Tuesday 03 June 2014 by FIIG Research Legacy

From the Trading Desk (03/06/14)

Yield direction and volatility

Bonds rallied last week, with Portugal, Spain and Italy leading a rally in European 10 year bonds and the US 10 year treasury reaching its lowest level since June last year. There is mounting speculation there will be policy action this week from the European Central Bank, with a board member commenting the bank was preparing policies to deal with low inflation. The US economy contracted 1% in the first quarter of the year, coming in weaker than market expectations of 0.1%. The GDP contraction, the first in three years, was attributed to poor weather. However there was offsetting positive data out of the US last week, with pending home sales rising 0.4% for the month and durable goods orders increasing for a third month in April.

The Reserve Bank of Australia met for the month on Tuesday this week, keeping the cash rate unchanged at 2.50% in-line with expectations. The language was much the same as last month, citing declining resource sector investment and a continued high unemployment rate to keep interest rates low for some time.

The 5 year and 10 year benchmark swap rate dropped 7-9 basis points (bps) over the week, closing at 3.36% and 4.01% respectively. There was similar decrease across the 5 and 10 year Commonwealth government yields, which lost 5-8bps during the week to finish at yields of 3.09% and 3.66%. 

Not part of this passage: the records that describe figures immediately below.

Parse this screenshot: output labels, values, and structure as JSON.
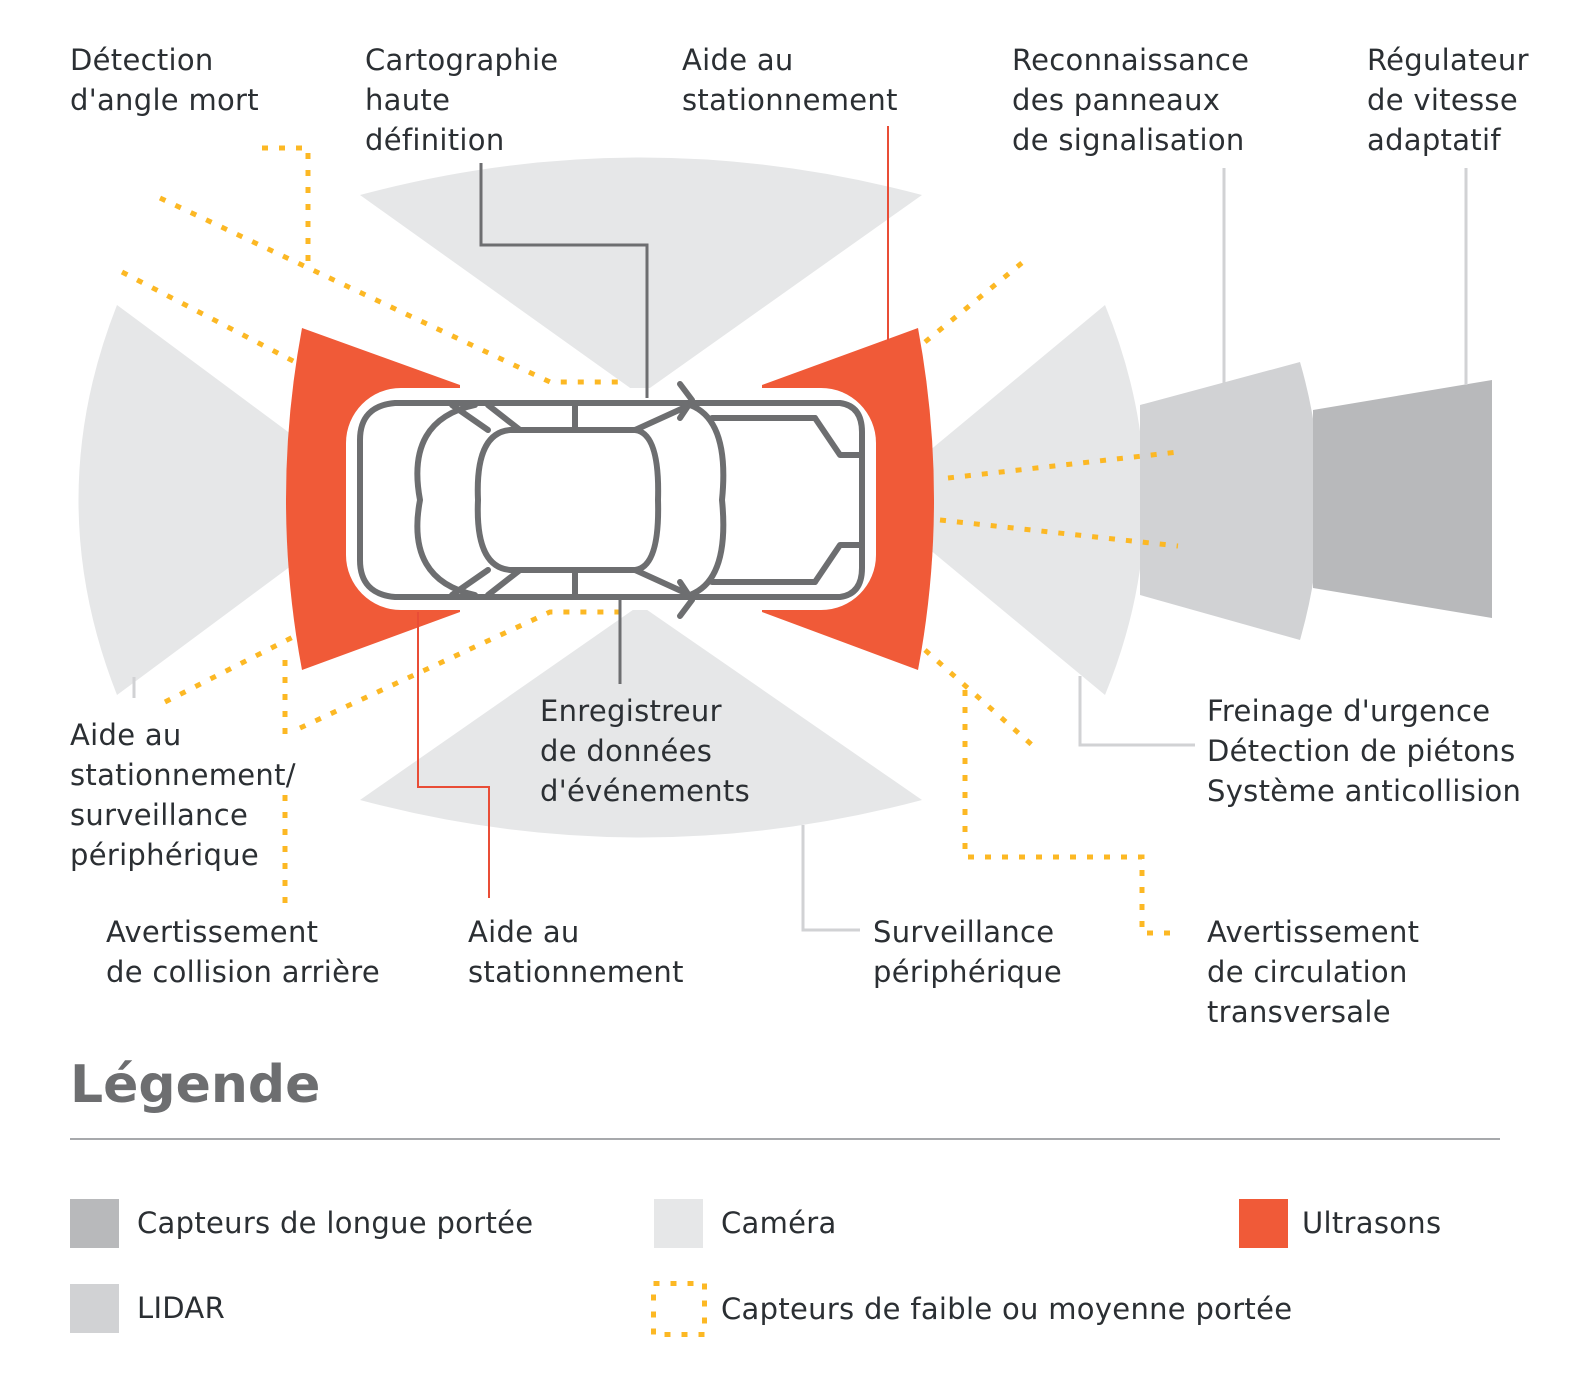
{
  "colors": {
    "long_range": "#b8b9bb",
    "lidar": "#d1d2d4",
    "camera": "#e6e7e8",
    "ultrasound": "#f05a38",
    "short_medium": "#fcb824",
    "car_outline": "#6d6e70",
    "leader_red": "#e94d36",
    "leader_dark": "#6d6e70",
    "leader_light": "#d1d2d4"
  },
  "labels": {
    "blind_spot": "Détection\nd'angle mort",
    "hd_mapping": "Cartographie\nhaute\ndéfinition",
    "park_assist_front": "Aide au\nstationnement",
    "traffic_sign": "Reconnaissance\ndes panneaux\nde signalisation",
    "acc": "Régulateur\nde vitesse\nadaptatif",
    "park_surround": "Aide au\nstationnement/\nsurveillance\npériphérique",
    "event_recorder": "Enregistreur\nde données\nd'événements",
    "emergency": "Freinage d'urgence\nDétection de piétons\nSystème anticollision",
    "rear_collision": "Avertissement\nde collision arrière",
    "park_assist_rear": "Aide au\nstationnement",
    "surround_view": "Surveillance\npériphérique",
    "cross_traffic": "Avertissement\nde circulation\ntransversale"
  },
  "legend": {
    "title": "Légende",
    "items": {
      "long_range": "Capteurs de longue portée",
      "camera": "Caméra",
      "ultrasound": "Ultrasons",
      "lidar": "LIDAR",
      "short_medium": "Capteurs de faible ou moyenne portée"
    }
  }
}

Adani Abbot Point Terminal – new DirectBond and comparing favourably to its peers

The newly FIIG issued Adani Abbot Point Terminal (AAPT) fixed rate line was direct bonded last week as it traded in the secondary market. The bond is available to wholesale clients only in minimum parcel sizes of $10,000 and pays a fixed rate coupon of 6.10% semi-annually. The line has a maturity date of May 2020. Adani is a globally integrated infrastructure player with businesses spanning coal trading and mining, oil and gas exploration and ports among others.

Investors who hold the following fixed coupon bonds, which I would categorise as having similar risk profiles to AAPT, can improve yield switching into the new AAPT bond:

  • Downer 29Nov18: improve yield by 73bps
  • Global Switch 23Dec20: improve yield by 45bps
  • APT Pipelines 22Jul20: improve yield by 57bps
  • Lend Lease 13May20: improve yield by 47bps
  • DBNGP Finance 11Oct19: improve yield by 69bps
  • Brisbane Airport  09Jul19: improve yield by 141bps

Other credit margins and trading activity

The Sydney Airport capital indexed 2020s and 2030s enjoyed a massive week last week, taking out the top two places in our most traded issues list with $35m of turnover across 177 trades. Declining interest rates have seen offer yields drop almost 10bps over the past two weeks in both bonds. This prompted many clients to take the opportunity to crystallise gains and/or switch exposure to other corporate issues, while others flocked to the Sydney Airports seeking inflation protection. The high volume of two-way activity easily pushed these two securities to become the highest performing issues for the week.

While paling in comparison to the activity of the Sydney Airports, the Envestra and Electranet capital indexed bonds also saw decent trading during the week. Switches from the Electranet Aug 2015s to the Envestra Aug 2025s were commonplace among clients looking for real inflation protection in the longer dated bond, while Electranet was favoured by retail clients looking for alternatives to low yielding term deposits.

Qantas was again a popular target as the previous weeks trend of switches to extend duration continued. Wholesale clients had the opportunity of moving from the Apr 2020 line into the higher yielding May 2022, while the 2020s also saw high demand as it places as one of our highest yielding bonds available to retail investors. FIIG is well positioned to facilitate the switch outlined above, as well as outright bids in both lines.


Offer levels are indicative as at 03 June 2014 and subject to change based on demand and market movements.

Yields for floating rate notes are estimated as the sum of the swap rate to maturity / call and the trading margin.

Yields for capital indexed bonds and index annuity bonds are estimated as the real yield plus a 2.50% inflation assumption.